Prenant la parole lors de la cérémonie de lancement, le vice-ministre a exhorté les élèves à faire preuve de sérénité, de confiance en soi et d’intégrité. « La dissertation n’est pas un simple exercice d’écriture. C’est le moment où vous démontrez votre capacité de réflexion, votre esprit critique et votre aptitude à structurer une pensée cohérente pour répondre aux défis de notre société », a-t-il déclaré, invitant les candidats à rejeter toute forme de tricherie et de “suivisme”. Il a insisté sur la valeur du mérite personnel, soulignant que le diplôme doit refléter « le travail, l’effort et l’intégrité » de chaque élève.
S’adressant aux encadreurs, inspecteurs et surveillants, Théodore Kazadi Muayila a rappelé leur rôle déterminant dans la crédibilité de ces épreuves nationales. Il a appelé à une rigueur absolue et à une neutralité sans faille, tout en mettant en garde contre toute tentative de fraude. « Vous êtes les garants de la crédibilité de cet examen. Aucun cas de fraude ne doit être toléré dans l’ensemble de la province de l’Équateur », a-t-il martelé.

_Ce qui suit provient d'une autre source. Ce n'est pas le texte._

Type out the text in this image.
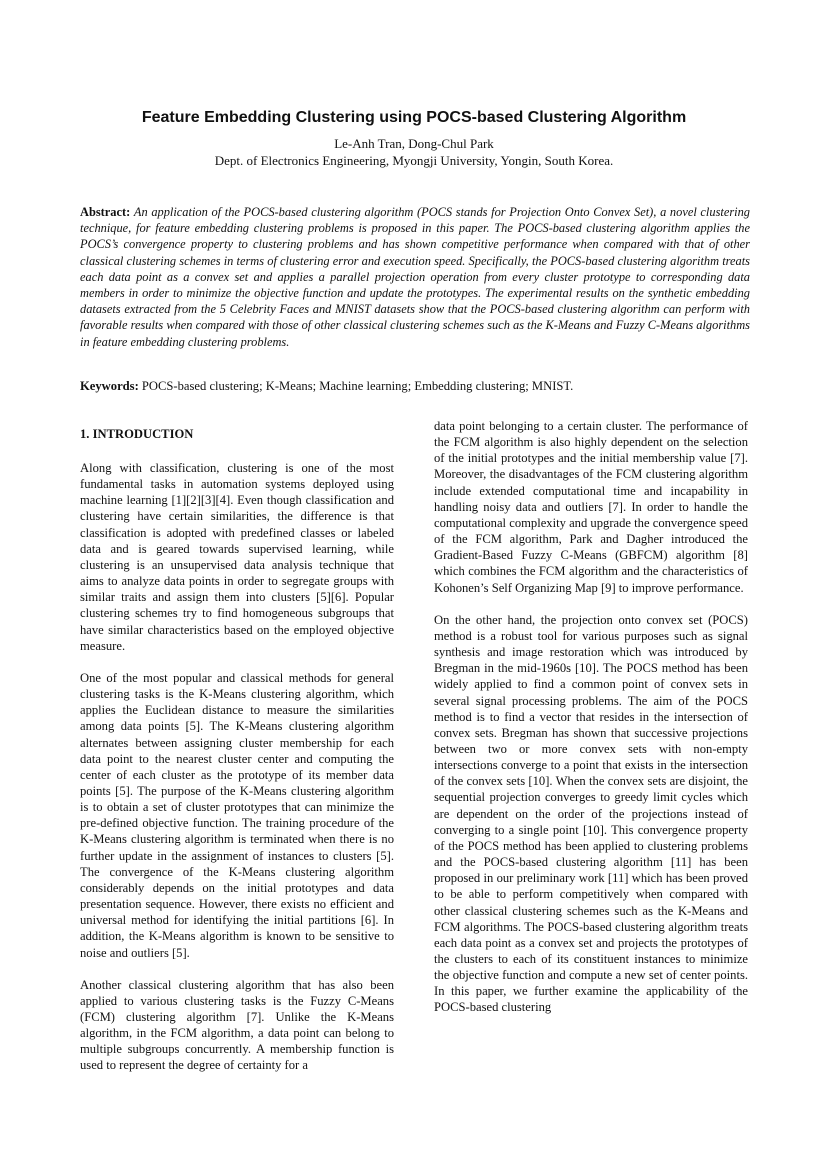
Feature Embedding Clustering using POCS-based Clustering Algorithm
Le-Anh Tran, Dong-Chul Park
Dept. of Electronics Engineering, Myongji University, Yongin, South Korea.

Abstract: An application of the POCS-based clustering algorithm (POCS stands for Projection Onto Convex Set), a novel clustering technique, for feature embedding clustering problems is proposed in this paper. The POCS-based clustering algorithm applies the POCS’s convergence property to clustering problems and has shown competitive performance when compared with that of other classical clustering schemes in terms of clustering error and execution speed. Specifically, the POCS-based clustering algorithm treats each data point as a convex set and applies a parallel projection operation from every cluster prototype to corresponding data members in order to minimize the objective function and update the prototypes. The experimental results on the synthetic embedding datasets extracted from the 5 Celebrity Faces and MNIST datasets show that the POCS-based clustering algorithm can perform with favorable results when compared with those of other classical clustering schemes such as the K-Means and Fuzzy C-Means algorithms in feature embedding clustering problems.

Keywords: POCS-based clustering; K-Means; Machine learning; Embedding clustering; MNIST.

1. INTRODUCTION

Along with classification, clustering is one of the most fundamental tasks in automation systems deployed using machine learning [1][2][3][4]. Even though classification and clustering have certain similarities, the difference is that classification is adopted with predefined classes or labeled data and is geared towards supervised learning, while clustering is an unsupervised data analysis technique that aims to analyze data points in order to segregate groups with similar traits and assign them into clusters [5][6]. Popular clustering schemes try to find homogeneous subgroups that have similar characteristics based on the employed objective measure.

One of the most popular and classical methods for general clustering tasks is the K-Means clustering algorithm, which applies the Euclidean distance to measure the similarities among data points [5]. The K-Means clustering algorithm alternates between assigning cluster membership for each data point to the nearest cluster center and computing the center of each cluster as the prototype of its member data points [5]. The purpose of the K-Means clustering algorithm is to obtain a set of cluster prototypes that can minimize the pre-defined objective function. The training procedure of the K-Means clustering algorithm is terminated when there is no further update in the assignment of instances to clusters [5]. The convergence of the K-Means clustering algorithm considerably depends on the initial prototypes and data presentation sequence. However, there exists no efficient and universal method for identifying the initial partitions [6]. In addition, the K-Means algorithm is known to be sensitive to noise and outliers [5].

Another classical clustering algorithm that has also been applied to various clustering tasks is the Fuzzy C-Means (FCM) clustering algorithm [7]. Unlike the K-Means algorithm, in the FCM algorithm, a data point can belong to multiple subgroups concurrently. A membership function is used to represent the degree of certainty for a

data point belonging to a certain cluster. The performance of the FCM algorithm is also highly dependent on the selection of the initial prototypes and the initial membership value [7]. Moreover, the disadvantages of the FCM clustering algorithm include extended computational time and incapability in handling noisy data and outliers [7]. In order to handle the computational complexity and upgrade the convergence speed of the FCM algorithm, Park and Dagher introduced the Gradient-Based Fuzzy C-Means (GBFCM) algorithm [8] which combines the FCM algorithm and the characteristics of Kohonen’s Self Organizing Map [9] to improve performance.

On the other hand, the projection onto convex set (POCS) method is a robust tool for various purposes such as signal synthesis and image restoration which was introduced by Bregman in the mid-1960s [10]. The POCS method has been widely applied to find a common point of convex sets in several signal processing problems. The aim of the POCS method is to find a vector that resides in the intersection of convex sets. Bregman has shown that successive projections between two or more convex sets with non-empty intersections converge to a point that exists in the intersection of the convex sets [10]. When the convex sets are disjoint, the sequential projection converges to greedy limit cycles which are dependent on the order of the projections instead of converging to a single point [10]. This convergence property of the POCS method has been applied to clustering problems and the POCS-based clustering algorithm [11] has been proposed in our preliminary work [11] which has been proved to be able to perform competitively when compared with other classical clustering schemes such as the K-Means and FCM algorithms. The POCS-based clustering algorithm treats each data point as a convex set and projects the prototypes of the clusters to each of its constituent instances to minimize the objective function and compute a new set of center points. In this paper, we further examine the applicability of the POCS-based clustering
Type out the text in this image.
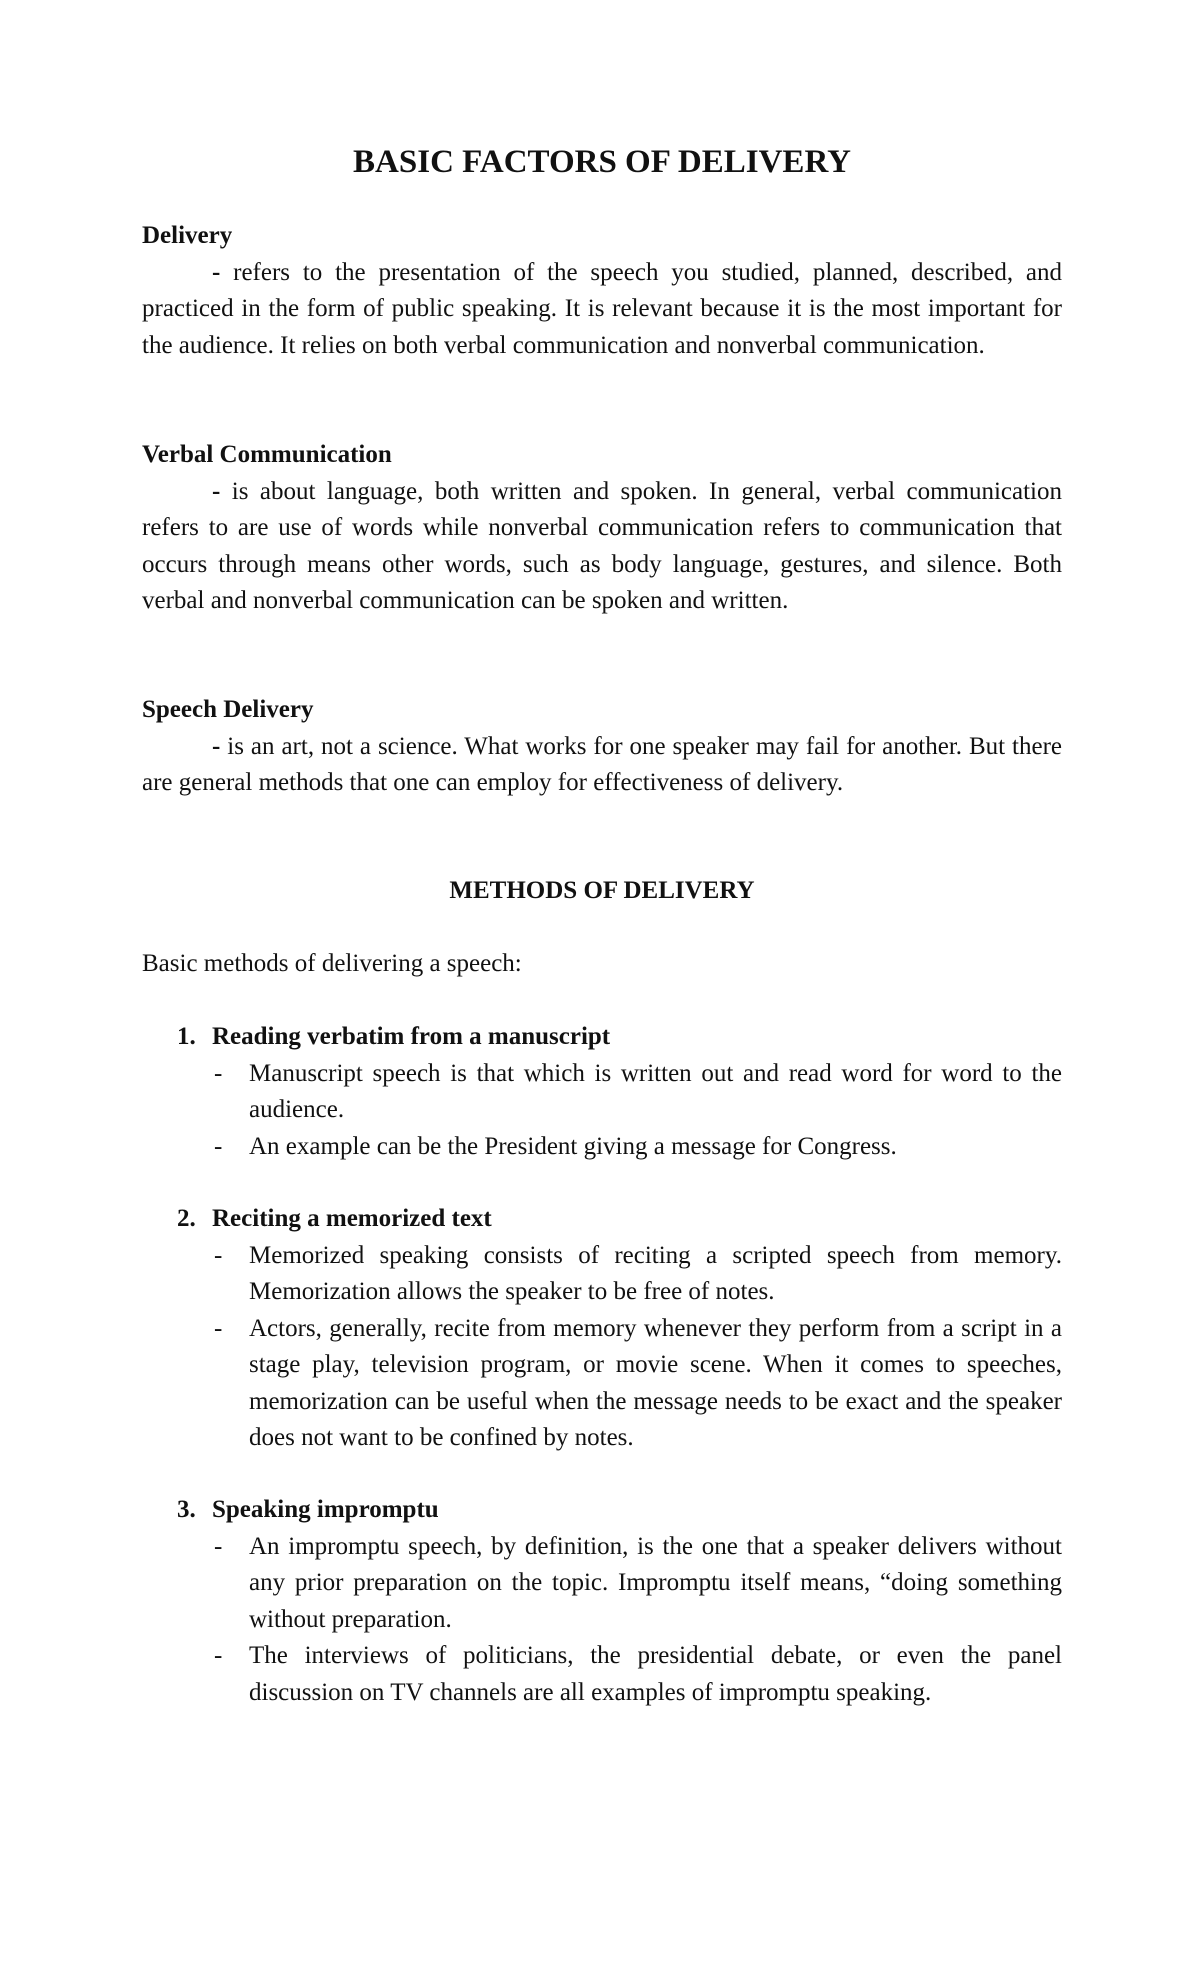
BASIC FACTORS OF DELIVERY

Delivery

- refers to the presentation of the speech you studied, planned, described, and practiced in the form of public speaking. It is relevant because it is the most important for the audience. It relies on both verbal communication and nonverbal communication.

Verbal Communication

- is about language, both written and spoken. In general, verbal communication refers to are use of words while nonverbal communication refers to communication that occurs through means other words, such as body language, gestures, and silence. Both verbal and nonverbal communication can be spoken and written.

Speech Delivery

- is an art, not a science. What works for one speaker may fail for another. But there are general methods that one can employ for effectiveness of delivery.

METHODS OF DELIVERY

Basic methods of delivering a speech:

1. Reading verbatim from a manuscript

- Manuscript speech is that which is written out and read word for word to the audience.

- An example can be the President giving a message for Congress.

2. Reciting a memorized text

- Memorized speaking consists of reciting a scripted speech from memory. Memorization allows the speaker to be free of notes.

- Actors, generally, recite from memory whenever they perform from a script in a stage play, television program, or movie scene. When it comes to speeches, memorization can be useful when the message needs to be exact and the speaker does not want to be confined by notes.

3. Speaking impromptu

- An impromptu speech, by definition, is the one that a speaker delivers without any prior preparation on the topic. Impromptu itself means, “doing something without preparation.

- The interviews of politicians, the presidential debate, or even the panel discussion on TV channels are all examples of impromptu speaking.
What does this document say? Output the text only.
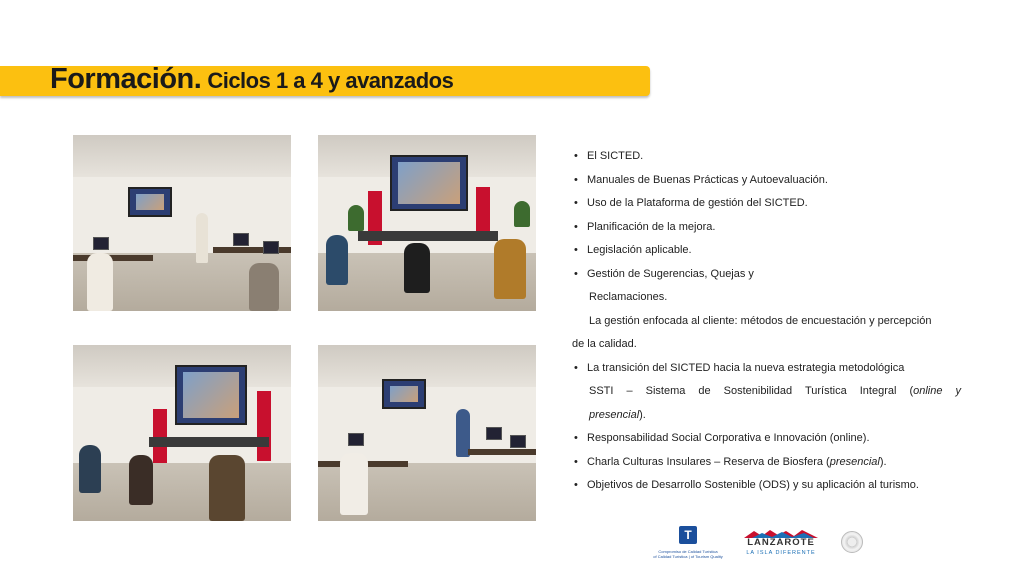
Formación. Ciclos 1 a 4 y avanzados
• El SICTED.
• Manuales de Buenas Prácticas y Autoevaluación.
• Uso de la Plataforma de gestión del SICTED.
• Planificación de la mejora.
• Legislación aplicable.
• Gestión de Sugerencias, Quejas y
Reclamaciones.
La gestión enfocada al cliente: métodos de encuestación y percepción
de la calidad.
• La transición del SICTED hacia la nueva estrategia metodológica
SSTI – Sistema de Sostenibilidad Turística Integral (online y
presencial).
• Responsabilidad Social Corporativa e Innovación (online).
• Charla Culturas Insulares – Reserva de Biosfera (presencial).
• Objetivos de Desarrollo Sostenible (ODS) y su aplicación al turismo.
T
Compromiso de Calidad Turística
of Calidad Turística | of Tourism Quality
LANZAROTE
LA ISLA DIFERENTE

Enfin, le vice-ministre a salué la participation des élèves issus des peuples autochtones, qu’il considère comme une avancée majeure vers une éducation inclusive. Pour lui, cette présence témoigne de la volonté des autorités éducatives de garantir l’accès équitable à l’éducation pour toutes les couches de la population congolaise.